During the battle in the Netherlands the losses amounted to 97 Poles killed in action or died because of their injuries, 218 got wounded and 120 found to be missing (some of the latter group had never been found, others had been taken POW). All together that amounted to 23% of the Brigade’s original strength.
The contribution of the Poles to the battle as a part of the 1st British Airborne Division was as follows. Units of anti-tank guns had been involved in the Battle of Arnhem and they also took active part in the Oosterbeek sector. Numerous German units were withdrawn from other scenes of battle. The Poles covered the retreat of the remnants of the British Airborne Division.
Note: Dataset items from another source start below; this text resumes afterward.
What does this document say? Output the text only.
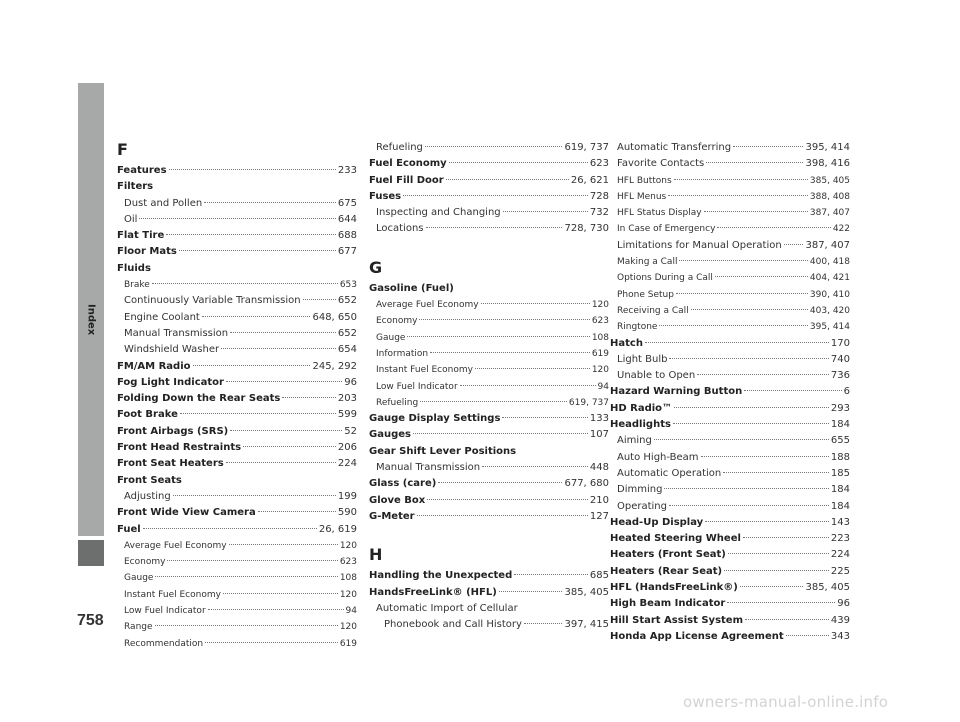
Index
758
F
Features	233
Filters
Dust and Pollen	675
Oil	644
Flat Tire	688
Floor Mats	677
Fluids
Brake	653
Continuously Variable Transmission	652
Engine Coolant	648, 650
Manual Transmission	652
Windshield Washer	654
FM/AM Radio	245, 292
Fog Light Indicator	96
Folding Down the Rear Seats	203
Foot Brake	599
Front Airbags (SRS)	52
Front Head Restraints	206
Front Seat Heaters	224
Front Seats
Adjusting	199
Front Wide View Camera	590
Fuel	26, 619
Average Fuel Economy	120
Economy	623
Gauge	108
Instant Fuel Economy	120
Low Fuel Indicator	94
Range	120
Recommendation	619
Refueling	619, 737
Fuel Economy	623
Fuel Fill Door	26, 621
Fuses	728
Inspecting and Changing	732
Locations	728, 730
G
Gasoline (Fuel)
Average Fuel Economy	120
Economy	623
Gauge	108
Information	619
Instant Fuel Economy	120
Low Fuel Indicator	94
Refueling	619, 737
Gauge Display Settings	133
Gauges	107
Gear Shift Lever Positions
Manual Transmission	448
Glass (care)	677, 680
Glove Box	210
G-Meter	127
H
Handling the Unexpected	685
HandsFreeLink® (HFL)	385, 405
Automatic Import of Cellular
Phonebook and Call History	397, 415
Automatic Transferring	395, 414
Favorite Contacts	398, 416
HFL Buttons	385, 405
HFL Menus	388, 408
HFL Status Display	387, 407
In Case of Emergency	422
Limitations for Manual Operation 387, 407
Making a Call	400, 418
Options During a Call	404, 421
Phone Setup	390, 410
Receiving a Call	403, 420
Ringtone	395, 414
Hatch	170
Light Bulb	740
Unable to Open	736
Hazard Warning Button	6
HD Radio™	293
Headlights	184
Aiming	655
Auto High-Beam	188
Automatic Operation	185
Dimming	184
Operating	184
Head-Up Display	143
Heated Steering Wheel	223
Heaters (Front Seat)	224
Heaters (Rear Seat)	225
HFL (HandsFreeLink®)	385, 405
High Beam Indicator	96
Hill Start Assist System	439
Honda App License Agreement	343
owners-manual-online.info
Under British pressure Major-General Sosabowski was dismissed as commander of the brigade on 9th December 1944. The British army leadership could not stomach that Sosabowski dared to critisize some wrong decisions of the British during the operation ‘Market Garden’. From then Lieutenant-Colonel Stanisław Jachnik, then Colonel Jan Kamiński and finally Lieutenant-Colonel Antoni Szczerbo-Rawicz were in command.
Since May 1945 the1st Polish Independent Parachute Brigade had been part of the British occupying forces in Germany. On 19th May 1947 the brigade was dissolved. The brigade’s standard, together with another 26 standards of Polish units, had been housed in the General W1. Polish Institute and Sikorski Museum in London.